Plaintiff's injury did not arise out of the "ownership, operation, maintenance or use of a motor vehicle". Rather, her injury arose out of the death of her daughter which in turn arose out of the operation of a motor vehicle.
We note that the term "arising out of" does not necessitate a finding that the injury was directly and proximately caused by the use of the vehicle. On the other hand, it cannot be extended to something distinctly remote. Each case depends on its *765 own facts. Shinabarger v Citizens Mutual Ins Co, 90 Mich App 307, 313-314; 282 NW2d 301 (1979). As a general rule, the injury must be foreseeably identifiable with the normal use of the vehicle. O'Key v State Farm Mutual Automobile Ins Co, 89 Mich App 526; 280 NW2d 583 (1979), Kangas v Aetna Casualty & Surety Co, 64 Mich App 1; 235 NW2d 42 (1975).

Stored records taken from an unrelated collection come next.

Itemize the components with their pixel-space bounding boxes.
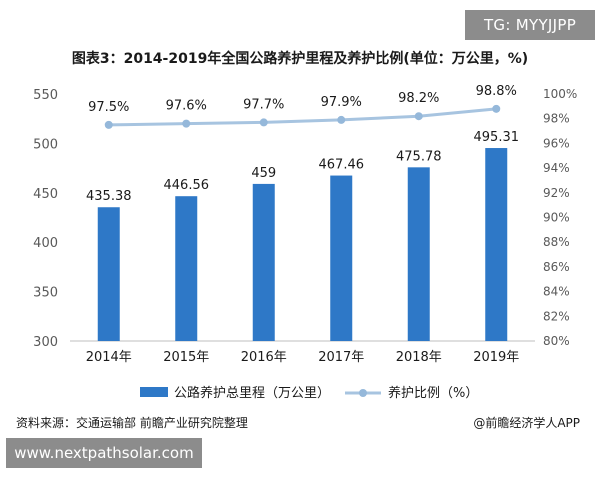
x-tick-label: 2018年 — [396, 350, 442, 365]
y-right-tick-label: 84% — [543, 285, 570, 299]
legend-bar-swatch — [140, 387, 168, 397]
legend-bar-label: 公路养护总里程（万公里） — [174, 385, 330, 401]
bar-value-label: 446.56 — [164, 178, 210, 193]
ratio-value-label: 97.9% — [321, 95, 362, 110]
x-tick-label: 2017年 — [318, 350, 364, 365]
bar-2017年 — [330, 175, 353, 341]
bar-2018年 — [407, 167, 430, 341]
bar-value-label: 435.38 — [86, 189, 132, 204]
y-left-tick-label: 450 — [33, 187, 58, 202]
credit: @前瞻经济学人APP — [473, 416, 580, 430]
y-right-tick-label: 98% — [543, 112, 570, 126]
y-right-tick-label: 82% — [543, 309, 570, 323]
ratio-point — [492, 104, 501, 113]
chart-title: 图表3：2014-2019年全国公路养护里程及养护比例(单位：万公里，%) — [71, 51, 529, 67]
y-left-tick-label: 550 — [33, 88, 58, 103]
x-tick-label: 2016年 — [241, 350, 287, 365]
y-left-tick-label: 300 — [33, 335, 58, 350]
ratio-value-label: 97.5% — [88, 100, 129, 115]
y-right-tick-label: 94% — [543, 161, 570, 175]
y-right-tick-label: 96% — [543, 136, 570, 150]
bar-value-label: 495.31 — [474, 130, 520, 145]
y-left-tick-label: 400 — [33, 236, 58, 251]
legend-line-label: 养护比例（%） — [388, 385, 478, 401]
y-left-tick-label: 500 — [33, 137, 58, 152]
y-right-tick-label: 86% — [543, 260, 570, 274]
watermark-badge-top: TG: MYYJJPP — [465, 10, 595, 40]
bar-2019年 — [485, 148, 508, 341]
chart: 300 350 400 450 500 550 80% 82% 84% 86% 88% 90% 92% 9… — [33, 84, 577, 401]
ratio-value-label: 98.8% — [476, 84, 517, 99]
ratio-point — [414, 112, 423, 121]
source-note: 资料来源：交通运输部 前瞻产业研究院整理 — [16, 416, 248, 430]
bar-2015年 — [175, 196, 198, 341]
watermark-badge-bottom: www.nextpathsolar.com — [6, 438, 202, 468]
y-left-tick-label: 350 — [33, 286, 58, 301]
x-tick-label: 2019年 — [473, 350, 519, 365]
bar-value-label: 459 — [251, 166, 276, 181]
y-right-tick-label: 92% — [543, 186, 570, 200]
ratio-point — [182, 119, 191, 128]
x-tick-label: 2014年 — [86, 350, 132, 365]
x-tick-label: 2015年 — [163, 350, 209, 365]
y-right-tick-label: 80% — [543, 334, 570, 348]
bar-value-label: 475.78 — [396, 149, 442, 164]
bar-2014年 — [97, 207, 120, 341]
ratio-line — [108, 107, 497, 127]
y-right-tick-label: 90% — [543, 211, 570, 225]
ratio-point — [337, 115, 346, 124]
legend-line-marker — [359, 389, 367, 397]
ratio-value-label: 98.2% — [398, 91, 439, 106]
ratio-value-label: 97.7% — [243, 97, 284, 112]
ratio-point — [104, 120, 113, 129]
bar-value-label: 467.46 — [319, 158, 365, 173]
y-right-tick-label: 100% — [543, 87, 577, 101]
ratio-value-label: 97.6% — [166, 99, 207, 114]
ratio-point — [259, 118, 268, 127]
bar-2016年 — [252, 183, 275, 341]
y-right-tick-label: 88% — [543, 235, 570, 249]
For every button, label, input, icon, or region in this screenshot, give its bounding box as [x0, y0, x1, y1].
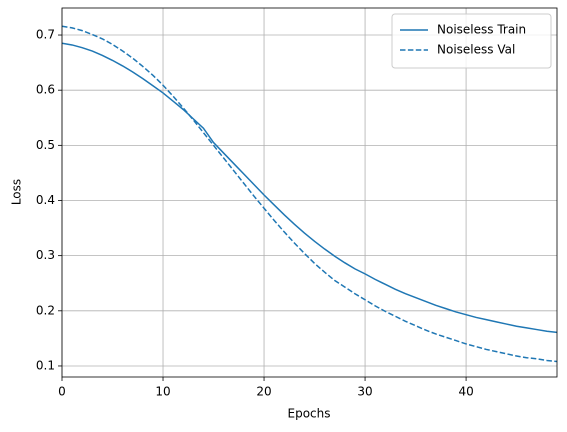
y-tick-label: 0.6: [36, 83, 55, 97]
plot-frame: [61, 7, 558, 378]
legend-box: [391, 13, 552, 69]
x-axis-label: Epochs: [288, 407, 331, 421]
y-axis-label: Loss: [10, 179, 24, 205]
x-tick-label: 20: [256, 385, 271, 399]
y-tick-label: 0.2: [36, 303, 55, 317]
line-series: [62, 42, 557, 334]
x-tick-label: 40: [458, 385, 473, 399]
x-tick-label: 30: [357, 385, 372, 399]
x-tick-label: 10: [155, 385, 170, 399]
y-tick-label: 0.5: [36, 138, 55, 152]
y-tick-label: 0.3: [36, 248, 55, 262]
y-tick-label: 0.7: [36, 28, 55, 42]
y-tick-label: 0.1: [36, 358, 55, 372]
legend-label: Noiseless Val: [437, 43, 515, 57]
x-tick-label: 0: [58, 385, 66, 399]
y-tick-label: 0.4: [36, 193, 55, 207]
legend-label: Noiseless Train: [437, 23, 526, 37]
line-series: [62, 25, 557, 363]
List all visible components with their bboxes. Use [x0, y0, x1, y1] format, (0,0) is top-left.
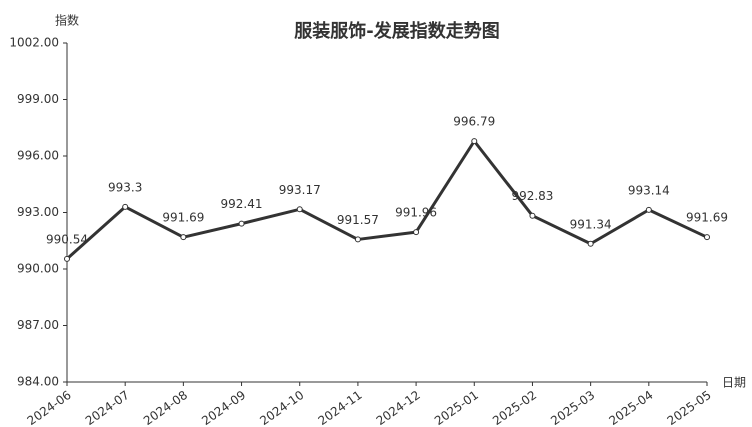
point: [122, 203, 129, 210]
y-tick-label: 987.00: [17, 318, 59, 332]
x-tick-label: 2025-05: [665, 388, 714, 427]
x-tick-label: 2024-11: [316, 388, 365, 427]
point: [471, 138, 478, 145]
y-axis-label: 指数: [55, 13, 79, 28]
value-label: 996.79: [453, 115, 495, 129]
point: [354, 236, 361, 243]
y-tick-label: 993.00: [17, 205, 59, 219]
x-tick-label: 2024-06: [25, 388, 74, 427]
point: [180, 234, 187, 241]
point: [587, 240, 594, 247]
point: [64, 255, 70, 262]
x-tick-label: 2024-08: [141, 388, 190, 427]
value-label: 993.14: [628, 183, 670, 197]
y-tick-label: 990.00: [17, 262, 59, 276]
x-tick-label: 2025-04: [606, 388, 655, 427]
x-tick-label: 2024-10: [257, 388, 306, 427]
y-tick-label: 984.00: [17, 375, 59, 389]
value-label: 993.17: [279, 183, 321, 197]
value-label: 992.83: [511, 189, 553, 203]
y-tick-label: 1002.00: [9, 36, 59, 50]
x-tick-label: 2025-02: [490, 388, 539, 427]
point: [238, 220, 245, 227]
y-tick-label: 999.00: [17, 92, 59, 106]
value-label: 992.41: [221, 197, 263, 211]
x-tick-label: 2025-01: [432, 388, 481, 427]
x-tick-label: 2024-12: [374, 388, 423, 427]
x-tick-label: 2024-07: [83, 388, 132, 427]
value-label: 991.57: [337, 213, 379, 227]
point: [529, 212, 536, 219]
value-label: 991.69: [162, 211, 204, 225]
chart-title: 服装服饰-发展指数走势图: [294, 20, 499, 42]
x-axis-label: 日期: [722, 376, 746, 390]
x-tick-label: 2025-03: [548, 388, 597, 427]
y-tick-label: 996.00: [17, 149, 59, 163]
value-label: 991.69: [686, 211, 728, 225]
value-label: 990.54: [46, 232, 88, 246]
value-label: 991.34: [570, 217, 612, 231]
point: [413, 229, 420, 236]
line: [66, 139, 708, 260]
value-label: 993.3: [108, 180, 142, 194]
point: [645, 206, 652, 213]
point: [296, 206, 303, 213]
point: [704, 234, 710, 241]
x-tick-label: 2024-09: [199, 388, 248, 427]
value-label: 991.96: [395, 206, 437, 220]
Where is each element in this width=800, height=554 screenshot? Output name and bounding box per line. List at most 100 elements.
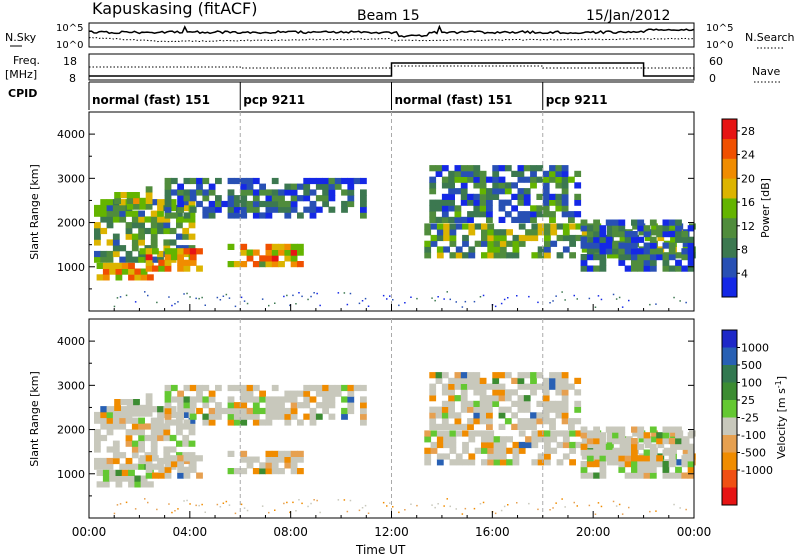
- power-cell: [612, 231, 619, 238]
- power-cell: [436, 252, 444, 259]
- power-cell: [429, 176, 437, 183]
- power-cell: [656, 225, 663, 232]
- power-cell: [486, 216, 493, 223]
- velocity-cell: [504, 406, 512, 413]
- power-cell: [662, 225, 670, 232]
- velocity-cell: [319, 511, 321, 514]
- power-cell: [246, 255, 254, 262]
- velocity-cell: [106, 423, 114, 430]
- power-cell: [112, 204, 120, 212]
- velocity-cell: [170, 384, 178, 392]
- velocity-cell: [607, 459, 614, 466]
- power-cell: [334, 183, 342, 190]
- velocity-cell: [309, 419, 317, 426]
- power-cell: [586, 265, 594, 272]
- power-cell: [169, 239, 177, 246]
- power-cell: [208, 200, 216, 208]
- power-cell: [643, 248, 651, 255]
- power-cell: [580, 242, 588, 249]
- power-cell: [246, 189, 254, 196]
- velocity-cell: [441, 372, 449, 379]
- power-cell: [588, 234, 595, 242]
- power-cell: [481, 234, 488, 242]
- velocity-cell: [265, 468, 273, 475]
- velocity-cell: [624, 472, 632, 479]
- power-cell: [599, 231, 607, 238]
- power-cell: [163, 227, 171, 235]
- velocity-cell: [618, 466, 626, 473]
- power-cell: [511, 182, 518, 189]
- y-tick-label: 4000: [57, 335, 85, 348]
- velocity-cell: [638, 436, 646, 443]
- velocity-cell: [517, 395, 525, 402]
- velocity-cell: [649, 426, 657, 433]
- power-cell: [462, 252, 469, 259]
- power-cell: [523, 188, 531, 195]
- power-cell: [424, 252, 432, 259]
- velocity-cell: [607, 430, 614, 437]
- velocity-cell: [449, 441, 457, 449]
- x-tick-label: 20:00: [576, 525, 611, 539]
- power-cell: [157, 210, 164, 217]
- power-cell: [643, 254, 651, 261]
- velocity-cell: [274, 509, 276, 511]
- power-cell: [479, 205, 487, 212]
- velocity-cell: [240, 396, 248, 403]
- velocity-cell: [479, 377, 487, 384]
- power-cell: [649, 242, 657, 249]
- power-cell: [138, 222, 145, 229]
- power-cell: [549, 165, 556, 172]
- power-colorbar-tick-label: 28: [741, 125, 755, 138]
- power-cell: [429, 165, 437, 172]
- power-cell: [309, 177, 317, 185]
- power-cell: [112, 239, 120, 246]
- power-cell: [498, 176, 506, 183]
- power-cell: [188, 233, 196, 240]
- velocity-cell: [581, 436, 589, 443]
- power-cell: [624, 254, 632, 261]
- velocity-cell: [656, 455, 663, 462]
- velocity-cell: [599, 466, 607, 473]
- power-cell: [631, 259, 638, 266]
- power-cell: [443, 223, 450, 230]
- velocity-cell: [233, 402, 241, 409]
- velocity-cell: [347, 402, 355, 409]
- velocity-cell: [687, 461, 695, 468]
- power-cell: [675, 236, 682, 243]
- power-cell: [448, 205, 455, 212]
- velocity-cell: [531, 459, 539, 466]
- freq-unit-label: [MHz]: [5, 68, 37, 81]
- date-title: 15/Jan/2012: [586, 8, 670, 24]
- power-cell: [278, 200, 285, 208]
- velocity-cell: [177, 396, 184, 403]
- power-cell: [265, 189, 273, 196]
- power-cell: [150, 222, 158, 229]
- power-cell: [441, 216, 449, 223]
- power-cell: [150, 199, 158, 206]
- nave-series: [89, 65, 694, 69]
- power-cell: [448, 170, 455, 177]
- velocity-cell: [297, 456, 304, 463]
- power-cell: [569, 234, 576, 242]
- power-cell: [271, 206, 279, 213]
- velocity-cell: [474, 447, 482, 454]
- velocity-cell: [156, 508, 158, 511]
- velocity-cell: [429, 383, 437, 390]
- velocity-cell: [441, 400, 449, 407]
- power-cell: [675, 259, 682, 266]
- velocity-cell: [656, 461, 663, 468]
- velocity-cell: [593, 461, 600, 468]
- velocity-cell: [670, 441, 677, 449]
- velocity-cell: [544, 441, 551, 449]
- velocity-cell: [112, 446, 120, 453]
- power-cell: [618, 231, 626, 238]
- velocity-cell: [443, 505, 445, 507]
- velocity-cell: [164, 466, 172, 473]
- power-cell: [119, 296, 122, 298]
- power-cell: [189, 248, 197, 255]
- velocity-cell: [138, 423, 145, 430]
- velocity-cell: [126, 410, 134, 417]
- velocity-cell: [114, 399, 121, 406]
- power-cell: [618, 296, 621, 299]
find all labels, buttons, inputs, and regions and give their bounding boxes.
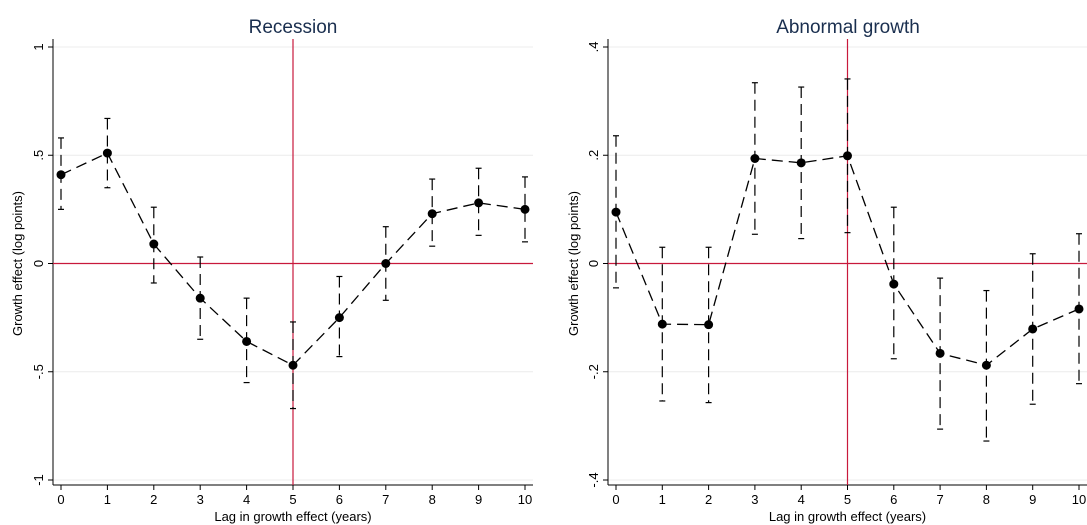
- x-tick-label: 1: [659, 492, 666, 507]
- y-tick-label: .5: [31, 150, 46, 161]
- y-tick-label: .4: [586, 42, 601, 53]
- x-tick-label: 10: [518, 492, 532, 507]
- x-tick-label: 8: [983, 492, 990, 507]
- y-tick-label: 0: [31, 260, 46, 267]
- data-point: [750, 153, 760, 163]
- data-point: [657, 319, 667, 329]
- data-point: [427, 209, 437, 219]
- x-tick-label: 5: [844, 492, 851, 507]
- data-point: [242, 336, 252, 346]
- x-tick-label: 5: [289, 492, 296, 507]
- x-tick-label: 6: [890, 492, 897, 507]
- x-tick-label: 9: [1029, 492, 1036, 507]
- y-tick-label: -.4: [586, 472, 601, 487]
- x-tick-label: 0: [57, 492, 64, 507]
- y-tick-label: -.2: [586, 364, 601, 379]
- x-tick-label: 4: [798, 492, 805, 507]
- data-point: [520, 204, 530, 214]
- data-point: [1074, 304, 1084, 314]
- y-axis-label: Growth effect (log points): [10, 191, 25, 336]
- data-point: [611, 207, 621, 217]
- x-tick-label: 7: [382, 492, 389, 507]
- x-axis-label: Lag in growth effect (years): [769, 509, 926, 524]
- data-point: [704, 320, 714, 330]
- x-tick-label: 3: [751, 492, 758, 507]
- data-point: [1028, 324, 1038, 334]
- data-point: [288, 360, 298, 370]
- data-point: [149, 239, 159, 249]
- data-point: [56, 170, 66, 180]
- data-point: [889, 279, 899, 289]
- data-point: [843, 151, 852, 161]
- x-tick-label: 4: [243, 492, 250, 507]
- x-tick-label: 2: [705, 492, 712, 507]
- data-point: [474, 198, 484, 208]
- chart-title: Abnormal growth: [776, 17, 920, 38]
- y-tick-label: -1: [31, 474, 46, 486]
- x-tick-label: 10: [1072, 492, 1086, 507]
- data-point: [195, 293, 205, 303]
- data-point: [334, 313, 344, 323]
- y-tick-label: -.5: [31, 364, 46, 379]
- x-tick-label: 3: [197, 492, 204, 507]
- y-tick-label: .2: [586, 150, 601, 161]
- y-axis-label: Growth effect (log points): [566, 191, 581, 336]
- x-tick-label: 6: [336, 492, 343, 507]
- chart-title: Recession: [249, 17, 338, 38]
- chart-panel-2: -.4 -.2 0 .2 .4 0 1 2 3 4 5 6 7 8 9 10 Abnormal growth La…: [566, 17, 1087, 524]
- x-tick-label: 8: [429, 492, 436, 507]
- data-point: [935, 348, 945, 358]
- data-point: [981, 360, 991, 370]
- y-tick-label: 1: [31, 43, 46, 50]
- data-point: [381, 259, 391, 268]
- x-tick-label: 7: [936, 492, 943, 507]
- data-point: [102, 148, 112, 158]
- x-tick-label: 1: [104, 492, 111, 507]
- data-point: [796, 158, 806, 168]
- x-tick-label: 0: [612, 492, 619, 507]
- x-tick-label: 9: [475, 492, 482, 507]
- x-axis-label: Lag in growth effect (years): [214, 509, 371, 524]
- y-tick-label: 0: [586, 260, 601, 267]
- x-tick-label: 2: [150, 492, 157, 507]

In the instant case, we find the causal relationship between the auto accident and plaintiff's injury sufficiently remote to warrant denial of liability. We take into consideration the fact that there is no analogous tort recovery available to plaintiff. In Michigan, a plaintiff may recover for mental disturbance resulting in physical harm when an immediate family member is injured or exposed to injury by a negligent tortfeasor if the plaintiff is present at the time of the accident or peril or the shock is fairly contemporaneous with it. The plaintiff, however, cannot recover when he is informed of the matter at a later date. See Gustafson v Faris, 67 Mich App 363; 241 NW2d 208 (1976), Perlmutter v Whitney, 60 Mich App 268; 230 NW2d 390 (1975). In affirming the lower court's decision, we do not reach the issue of whether plaintiff would have a right to recovery under the no-fault act had she witnessed the accident or became aware of it at a time fairly contemporaneous with it.
Affirmed.
NOTES
[*] Circuit judge, sitting on the Court of Appeals by assignment.